A machine learning model is presented by auditory neuroscientists at the University of Pittsburgh to help explain how the brain interprets communication sounds like animal calls or spoken language.
The algorithm outlined in the study simulates how social animals, such as guinea pigs and marmoset monkeys, use sound-processing networks in their brains to discern between different sound categories, such as calls for mating, food, or danger, and act on them.
The research represents an essential advance in our understanding of the subtleties and complexities of the neural processing that underlies sound perception. The knowledge gained from this research paves the path for the understanding and eventual treatment of illnesses that influence speech recognition as well as the advancement of hearing aids.
Almost everyone we know will eventually have some hearing loss, either as a result of ageing or loud exposure. According to senior author and Pitt assistant professor of neurobiology Srivatsun Sadagopan, Ph.D., it is crucial to comprehend the biology of sound detection and discover methods to improve it. However, vocal communication itself is an intriguing process. It is nothing short of amazing how our brains communicate with one another and translate ideas into sound.
From the uproar of the jungle to the hum inside a crowded restaurant, humans and animals encounter an incredible array of sounds every day. Animals and humans can communicate and understand one another, including voice pitch and accent, despite the sound pollution in the world around us.

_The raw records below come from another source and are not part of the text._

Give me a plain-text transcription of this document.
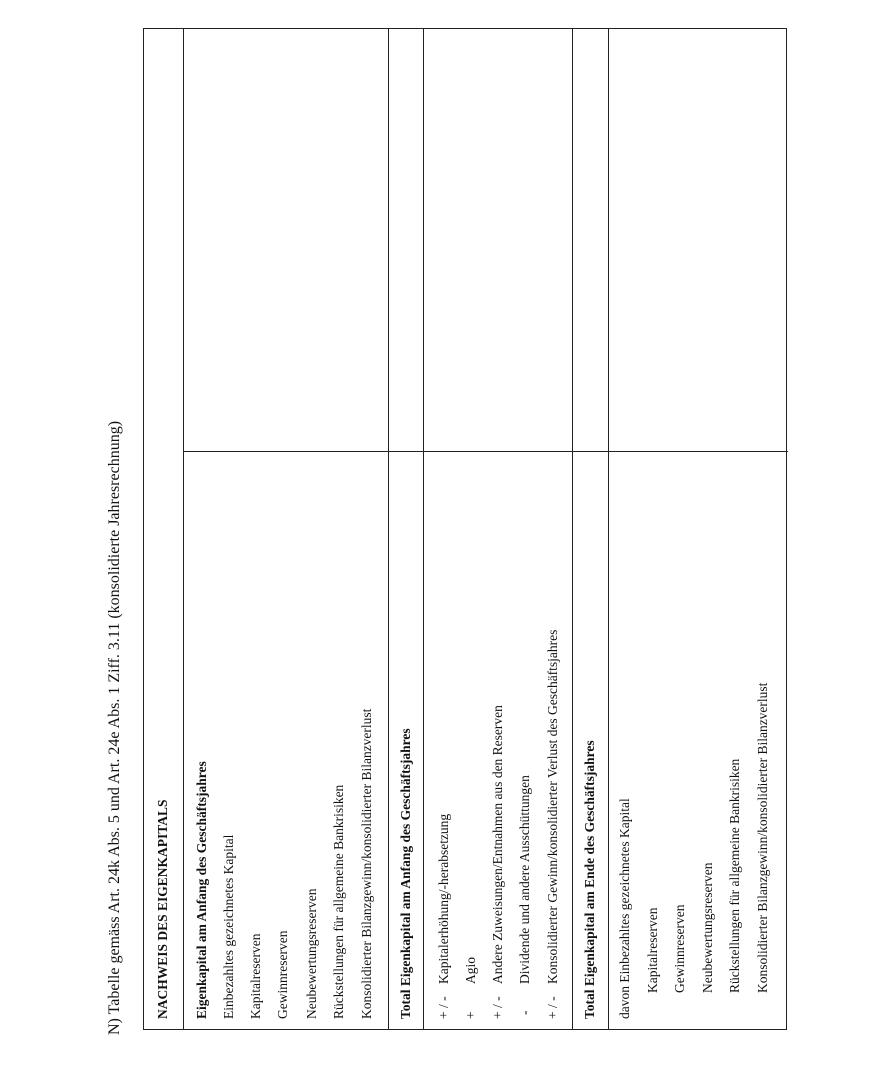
N) Tabelle gemäss Art. 24k Abs. 5 und Art. 24e Abs. 1 Ziff. 3.11 (konsolidierte Jahresrechnung) NACHWEIS DES EIGENKAPITALS Eigenkapital am Anfang des Geschäftsjahres Einbezahltes gezeichnetes Kapital Kapitalreserven Gewinnreserven Neubewertungsreserven Rückstellungen für allgemeine Bankrisiken Konsolidierter Bilanzgewinn/konsolidierter Bilanzverlust Total Eigenkapital am Anfang des Geschäftsjahres + / -
Kapitalerhöhung/-herabsetzung
+
Agio
+ / -
Andere Zuweisungen/Entnahmen aus den Reserven
-
Dividende und andere Ausschüttungen
+ / -
Konsolidierter Gewinn/konsolidierter Verlust des Geschäftsjahres Total Eigenkapital am Ende des Geschäftsjahres davon Einbezahltes gezeichnetes Kapital Kapitalreserven Gewinnreserven Neubewertungsreserven Rückstellungen für allgemeine Bankrisiken Konsolidierter Bilanzgewinn/konsolidierter Bilanzverlust
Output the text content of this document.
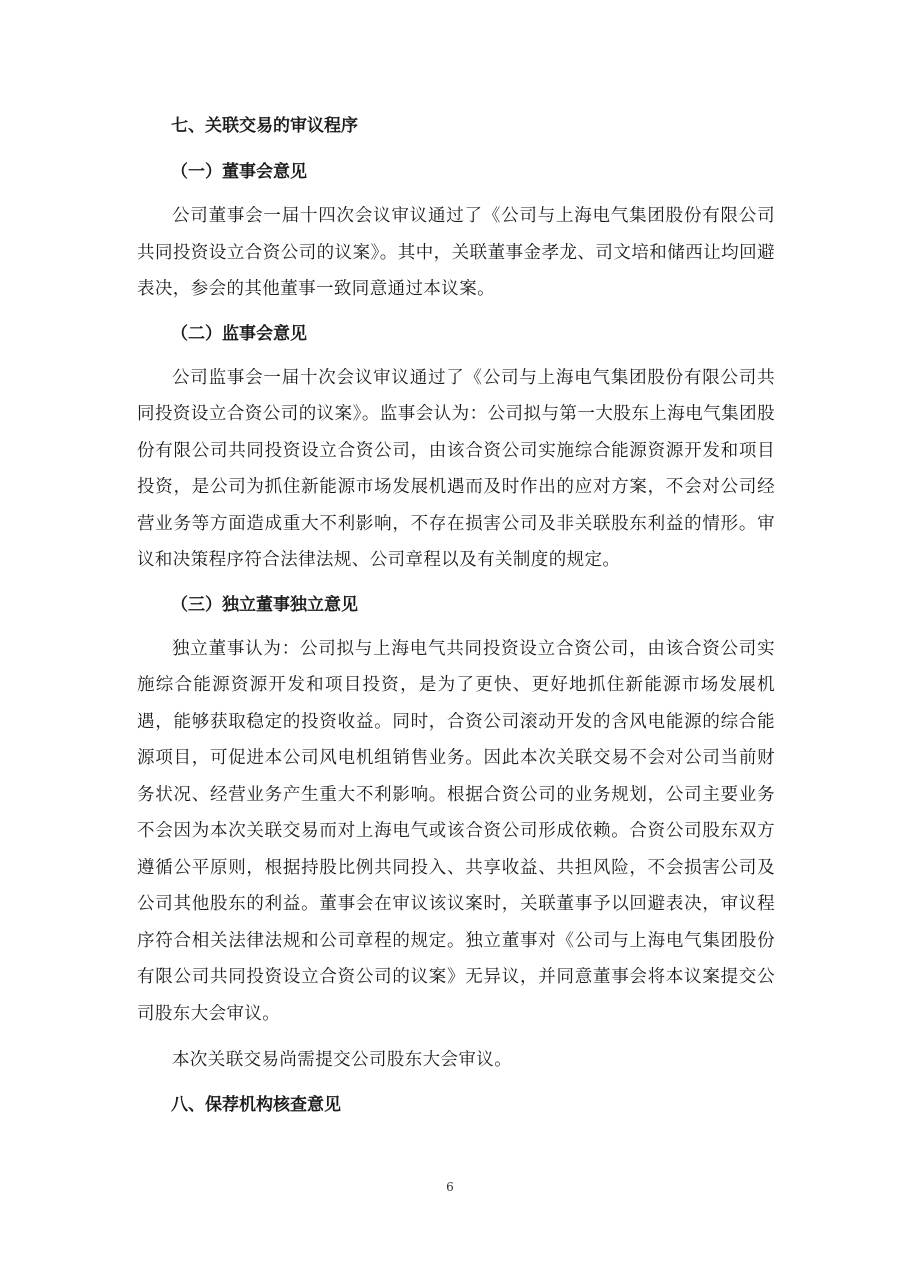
七、关联交易的审议程序
（一）董事会意见

公司董事会一届十四次会议审议通过了《公司与上海电气集团股份有限公司共同投资设立合资公司的议案》。其中，关联董事金孝龙、司文培和储西让均回避表决，参会的其他董事一致同意通过本议案。

（二）监事会意见

公司监事会一届十次会议审议通过了《公司与上海电气集团股份有限公司共同投资设立合资公司的议案》。监事会认为：公司拟与第一大股东上海电气集团股份有限公司共同投资设立合资公司，由该合资公司实施综合能源资源开发和项目投资，是公司为抓住新能源市场发展机遇而及时作出的应对方案，不会对公司经营业务等方面造成重大不利影响，不存在损害公司及非关联股东利益的情形。审议和决策程序符合法律法规、公司章程以及有关制度的规定。

（三）独立董事独立意见

独立董事认为：公司拟与上海电气共同投资设立合资公司，由该合资公司实施综合能源资源开发和项目投资，是为了更快、更好地抓住新能源市场发展机遇，能够获取稳定的投资收益。同时，合资公司滚动开发的含风电能源的综合能源项目，可促进本公司风电机组销售业务。因此本次关联交易不会对公司当前财务状况、经营业务产生重大不利影响。根据合资公司的业务规划，公司主要业务不会因为本次关联交易而对上海电气或该合资公司形成依赖。合资公司股东双方遵循公平原则，根据持股比例共同投入、共享收益、共担风险，不会损害公司及公司其他股东的利益。董事会在审议该议案时，关联董事予以回避表决，审议程序符合相关法律法规和公司章程的规定。独立董事对《公司与上海电气集团股份有限公司共同投资设立合资公司的议案》无异议，并同意董事会将本议案提交公司股东大会审议。

本次关联交易尚需提交公司股东大会审议。

八、保荐机构核查意见
6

For instance, when we hear the word “hello,” we are able to decipher its meaning regardless of whether the speaker has an American or British accent, whether they are a man or a woman, whether we are in a crowded crossroads or a quiet room.
The team’s first hypothesis was that the recognition and interpretation of communication sounds by the human brain may be similar to that of faces as contrasted to other objects. Although faces are extremely diverse, they share some traits.
Our brain notices relevant elements, like the eyes, nose, and mouth, and their relative placements, and develops a mental map of these minute details that identify a face instead of trying to match every face we come across to some ideal “template” face.
The researchers conducted a number of investigations that demonstrated how such minute qualities might also make up communication sounds. In order to identify the various sounds produced by social animals, the researchers first constructed a machine learning model of sound processing.
They observed the brain activity of guinea pigs listening to their kin’s communication sounds to see if brain responses matched the model. When they heard a noise that contained properties present in particular sorts of these sounds, comparable to the machine learning model, neurons in parts of the brain that process sounds lighted up with a flurry of electrical activity.
The performance of the model was then to be compared to the animals’ actual behaviour.
Squeaks and grunts, which are regarded as distinctive sound signals, were played for the guinea pigs while they were enclosed in a space. Following that, depending on the type of sound that was played, the guinea pigs were trained to move over to various corners of the enclosure and receive fruit rewards.
Then, they made the tasks more difficult by using sound-altering software to speed up or slow down, raise or lower the pitch, add noise and echoes, or all of these things to guinea pig calls in order to simulate the way humans understand the meaning of words spoken by people with different accents.
The animals continued to perform well even in the presence of noise or manufactured echoes, and they were able to do so with the same consistency as if the calls they heard were unmodified. Furthermore, the machine learning model accurately predicted their actions as well as the underlying activation of sound-processing neurons in the brain.
The accuracy of the model for animal speech is now being translated into human speech by the researchers as a further step.
There are considerably better voice recognition models available from an engineering perspective. This model is distinctive in that it closely matches behaviour and brain activity, which helps us understand the biology. According to the lead author Satyabrata Parida, Ph.D., postdoctoral scholar at Pitt’s department of neuroscience, “in the future, these insights can be used to aid individuals with neurodevelopmental conditions or to help engineer better hearing aids.
According to Manaswini Kar, a student in the Sadagopan lab, many people deal with problems that make it difficult for them to recognize speech. It will be able to comprehend and assist those who struggle if we have a better understanding of how a neurotypical brain processes language and makes sense of the auditory environment around it.